ダイヤ街は東側のEast zone(イースト・ゾーン)、西側のWest zone(ウエスト・ゾーン)と、南側のSouth zone(サウス・ゾーン)で構成されており、T字状になっている。また、EastとWestの中間にDome(ドーム)があり、2本のゾーンをつなぐパイプ役をこなしている。

East zoneは東日本旅客鉄道(JR東日本)吉祥寺駅北口ロータリーから西北西に向かって武蔵通りまでの約80mの通り、West zoneは武蔵通りから吉祥寺通り(公園通り)までの約90mの通り、South zoneは途中のレンガ館モール前から分岐し南南西方向に向かって平和通りまでの約90mの通りである。

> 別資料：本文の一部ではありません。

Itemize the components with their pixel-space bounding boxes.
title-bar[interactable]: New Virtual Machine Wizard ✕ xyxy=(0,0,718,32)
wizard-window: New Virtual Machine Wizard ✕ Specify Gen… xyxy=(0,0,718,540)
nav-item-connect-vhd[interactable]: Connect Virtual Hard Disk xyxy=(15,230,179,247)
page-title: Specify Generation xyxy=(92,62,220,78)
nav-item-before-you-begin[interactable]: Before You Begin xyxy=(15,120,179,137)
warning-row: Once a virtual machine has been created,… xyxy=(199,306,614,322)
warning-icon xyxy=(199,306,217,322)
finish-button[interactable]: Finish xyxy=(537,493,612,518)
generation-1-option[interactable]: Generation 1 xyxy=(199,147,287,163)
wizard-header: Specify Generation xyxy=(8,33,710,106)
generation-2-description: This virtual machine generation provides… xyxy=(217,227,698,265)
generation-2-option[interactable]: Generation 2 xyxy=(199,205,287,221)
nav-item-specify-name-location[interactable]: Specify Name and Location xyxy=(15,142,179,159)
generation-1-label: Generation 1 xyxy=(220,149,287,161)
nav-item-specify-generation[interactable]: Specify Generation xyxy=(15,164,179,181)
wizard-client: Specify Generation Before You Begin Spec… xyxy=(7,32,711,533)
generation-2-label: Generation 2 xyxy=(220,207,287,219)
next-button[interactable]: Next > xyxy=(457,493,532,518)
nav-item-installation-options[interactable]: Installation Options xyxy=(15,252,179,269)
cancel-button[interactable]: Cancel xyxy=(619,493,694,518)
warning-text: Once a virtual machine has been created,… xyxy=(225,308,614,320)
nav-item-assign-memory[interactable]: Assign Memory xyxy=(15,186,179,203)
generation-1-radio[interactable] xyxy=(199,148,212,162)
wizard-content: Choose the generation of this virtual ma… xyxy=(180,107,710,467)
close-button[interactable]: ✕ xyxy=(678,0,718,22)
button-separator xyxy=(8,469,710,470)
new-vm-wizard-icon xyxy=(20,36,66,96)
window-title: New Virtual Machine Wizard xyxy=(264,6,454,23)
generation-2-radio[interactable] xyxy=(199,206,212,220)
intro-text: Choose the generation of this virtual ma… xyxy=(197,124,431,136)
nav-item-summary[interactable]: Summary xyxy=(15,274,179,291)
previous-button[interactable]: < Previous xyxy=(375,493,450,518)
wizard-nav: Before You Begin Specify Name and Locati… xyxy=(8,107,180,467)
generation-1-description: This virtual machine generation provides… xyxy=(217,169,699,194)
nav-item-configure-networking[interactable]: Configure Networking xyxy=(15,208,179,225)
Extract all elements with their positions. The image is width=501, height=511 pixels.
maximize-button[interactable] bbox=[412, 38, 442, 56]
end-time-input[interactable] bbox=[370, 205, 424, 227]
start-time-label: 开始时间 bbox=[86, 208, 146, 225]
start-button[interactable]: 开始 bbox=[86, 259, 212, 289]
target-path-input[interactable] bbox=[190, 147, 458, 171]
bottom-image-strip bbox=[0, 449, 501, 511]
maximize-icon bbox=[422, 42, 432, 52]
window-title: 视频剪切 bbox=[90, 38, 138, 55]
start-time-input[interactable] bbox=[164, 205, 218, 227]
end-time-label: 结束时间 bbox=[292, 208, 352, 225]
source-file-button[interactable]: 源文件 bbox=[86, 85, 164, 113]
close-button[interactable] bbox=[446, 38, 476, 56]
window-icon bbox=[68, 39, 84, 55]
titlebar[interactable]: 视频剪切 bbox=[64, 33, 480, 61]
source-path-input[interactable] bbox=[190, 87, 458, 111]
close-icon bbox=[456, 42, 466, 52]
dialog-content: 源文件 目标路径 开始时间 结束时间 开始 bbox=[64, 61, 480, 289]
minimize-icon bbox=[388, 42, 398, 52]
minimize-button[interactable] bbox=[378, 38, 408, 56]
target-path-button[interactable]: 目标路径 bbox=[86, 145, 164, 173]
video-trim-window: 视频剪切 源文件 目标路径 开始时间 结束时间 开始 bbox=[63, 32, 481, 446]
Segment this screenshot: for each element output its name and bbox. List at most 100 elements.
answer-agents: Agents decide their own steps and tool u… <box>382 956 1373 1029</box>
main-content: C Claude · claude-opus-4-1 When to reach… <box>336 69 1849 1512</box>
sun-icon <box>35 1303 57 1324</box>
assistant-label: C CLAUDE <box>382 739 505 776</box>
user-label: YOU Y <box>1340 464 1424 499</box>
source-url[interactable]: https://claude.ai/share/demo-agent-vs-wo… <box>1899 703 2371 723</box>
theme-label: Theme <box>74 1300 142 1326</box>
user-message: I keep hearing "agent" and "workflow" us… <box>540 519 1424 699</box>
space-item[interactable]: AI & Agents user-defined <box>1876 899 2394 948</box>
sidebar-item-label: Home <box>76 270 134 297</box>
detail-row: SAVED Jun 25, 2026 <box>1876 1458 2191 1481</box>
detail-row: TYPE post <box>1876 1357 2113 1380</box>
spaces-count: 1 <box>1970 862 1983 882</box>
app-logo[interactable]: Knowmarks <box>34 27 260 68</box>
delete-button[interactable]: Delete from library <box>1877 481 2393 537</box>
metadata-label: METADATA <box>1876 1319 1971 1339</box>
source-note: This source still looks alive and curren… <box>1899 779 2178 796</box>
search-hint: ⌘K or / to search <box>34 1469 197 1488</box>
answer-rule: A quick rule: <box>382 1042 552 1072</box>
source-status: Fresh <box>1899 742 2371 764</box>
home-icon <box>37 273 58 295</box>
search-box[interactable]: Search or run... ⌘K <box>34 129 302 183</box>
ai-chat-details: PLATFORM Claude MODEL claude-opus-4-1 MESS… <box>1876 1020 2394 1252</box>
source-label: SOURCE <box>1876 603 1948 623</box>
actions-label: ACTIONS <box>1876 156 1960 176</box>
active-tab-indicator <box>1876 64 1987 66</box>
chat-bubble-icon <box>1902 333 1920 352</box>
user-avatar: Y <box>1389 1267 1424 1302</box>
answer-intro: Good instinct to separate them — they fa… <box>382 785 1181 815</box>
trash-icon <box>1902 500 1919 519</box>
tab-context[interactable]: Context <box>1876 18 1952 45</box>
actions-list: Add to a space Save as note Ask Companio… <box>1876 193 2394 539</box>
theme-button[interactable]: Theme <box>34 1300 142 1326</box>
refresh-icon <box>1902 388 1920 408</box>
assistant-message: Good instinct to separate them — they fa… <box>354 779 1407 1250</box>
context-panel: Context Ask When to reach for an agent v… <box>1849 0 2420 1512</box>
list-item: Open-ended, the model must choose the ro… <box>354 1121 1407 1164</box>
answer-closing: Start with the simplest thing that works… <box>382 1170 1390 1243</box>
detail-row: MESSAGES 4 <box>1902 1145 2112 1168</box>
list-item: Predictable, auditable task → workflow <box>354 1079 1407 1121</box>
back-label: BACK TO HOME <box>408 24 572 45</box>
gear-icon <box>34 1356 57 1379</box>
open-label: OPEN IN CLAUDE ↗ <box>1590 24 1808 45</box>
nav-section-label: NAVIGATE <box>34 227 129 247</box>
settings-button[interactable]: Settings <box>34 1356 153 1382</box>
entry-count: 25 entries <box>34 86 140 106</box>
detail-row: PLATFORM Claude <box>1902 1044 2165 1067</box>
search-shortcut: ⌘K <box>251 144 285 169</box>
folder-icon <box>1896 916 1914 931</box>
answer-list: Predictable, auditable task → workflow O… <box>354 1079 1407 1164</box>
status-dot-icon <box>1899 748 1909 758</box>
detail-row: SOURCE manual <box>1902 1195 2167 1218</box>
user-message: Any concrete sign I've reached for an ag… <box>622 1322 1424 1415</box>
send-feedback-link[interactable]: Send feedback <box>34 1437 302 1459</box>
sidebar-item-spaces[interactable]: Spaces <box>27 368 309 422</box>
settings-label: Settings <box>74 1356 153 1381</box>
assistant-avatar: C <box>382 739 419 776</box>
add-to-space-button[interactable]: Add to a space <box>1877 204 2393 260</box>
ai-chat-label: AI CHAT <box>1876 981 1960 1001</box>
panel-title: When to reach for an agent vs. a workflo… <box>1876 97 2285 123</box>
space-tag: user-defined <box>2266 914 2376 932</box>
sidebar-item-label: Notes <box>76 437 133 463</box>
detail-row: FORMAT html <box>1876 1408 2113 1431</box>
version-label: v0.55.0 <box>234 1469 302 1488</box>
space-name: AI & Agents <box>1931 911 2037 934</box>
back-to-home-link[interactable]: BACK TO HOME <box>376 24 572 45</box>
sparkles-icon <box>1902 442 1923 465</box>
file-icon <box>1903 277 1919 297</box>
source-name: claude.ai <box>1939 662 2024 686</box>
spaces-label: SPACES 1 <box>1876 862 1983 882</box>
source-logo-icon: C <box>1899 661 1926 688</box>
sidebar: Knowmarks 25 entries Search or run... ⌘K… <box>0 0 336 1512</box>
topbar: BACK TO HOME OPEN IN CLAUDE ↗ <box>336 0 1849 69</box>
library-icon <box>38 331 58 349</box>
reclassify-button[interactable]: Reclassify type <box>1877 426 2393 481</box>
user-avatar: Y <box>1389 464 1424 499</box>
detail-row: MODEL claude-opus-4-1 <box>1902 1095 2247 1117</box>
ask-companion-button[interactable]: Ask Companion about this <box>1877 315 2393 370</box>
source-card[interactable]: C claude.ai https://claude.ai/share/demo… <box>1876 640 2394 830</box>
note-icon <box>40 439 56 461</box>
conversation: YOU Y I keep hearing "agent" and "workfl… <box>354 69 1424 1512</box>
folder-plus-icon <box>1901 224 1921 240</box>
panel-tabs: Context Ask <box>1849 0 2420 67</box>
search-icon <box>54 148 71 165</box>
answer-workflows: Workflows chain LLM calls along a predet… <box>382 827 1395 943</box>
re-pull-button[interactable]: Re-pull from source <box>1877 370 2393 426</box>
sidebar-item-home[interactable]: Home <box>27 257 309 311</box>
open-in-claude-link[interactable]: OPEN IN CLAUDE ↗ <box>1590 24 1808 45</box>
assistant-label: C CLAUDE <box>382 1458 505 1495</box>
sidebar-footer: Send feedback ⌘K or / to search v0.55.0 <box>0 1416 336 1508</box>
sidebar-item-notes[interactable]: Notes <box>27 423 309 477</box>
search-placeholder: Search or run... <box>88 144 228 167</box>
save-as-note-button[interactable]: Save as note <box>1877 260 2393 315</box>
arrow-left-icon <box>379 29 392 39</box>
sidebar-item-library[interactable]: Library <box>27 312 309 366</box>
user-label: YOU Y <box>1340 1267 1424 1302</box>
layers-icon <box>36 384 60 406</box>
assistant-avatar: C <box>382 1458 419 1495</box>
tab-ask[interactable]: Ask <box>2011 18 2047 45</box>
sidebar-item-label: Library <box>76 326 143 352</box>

短い区間で道が狭い割に人通りが多く、吉祥寺名物として知られる店が軒を連ねる。

West zoneを抜け、吉祥寺通りを渡ったところに東急百貨店吉祥寺店がある(旧称「東急チェリーナード」の由来にもなった)。そこから更に西北西方向に昭和通り商店街が続いており、俗に「東急裏」と呼ばれる吉祥寺西地区へのアクセス道路の役割も果たしている。

現在のロゴマークは、2009年のリニューアルに伴って制定されたもので、ダイヤ街の形状を表すT字型のデザインとなっている。

なお、ダイヤ街内には、計5か所にAEDが設置されている。

歴史[編集]

旧・東急チェリーナード
(吉祥寺駅前広場側・現East zone、2007年10月撮影)

1950年代初期、第二次世界大戦からの復興のさ中、国鉄吉祥寺駅北口に商店が次々開業。当時は大型商業施設がほとんどなく、小ぢんまりとした店舗がほとんどだった。そして1953年、吉祥寺地区では最初のアーケードとしてローズナード(現・South zone)が完成する。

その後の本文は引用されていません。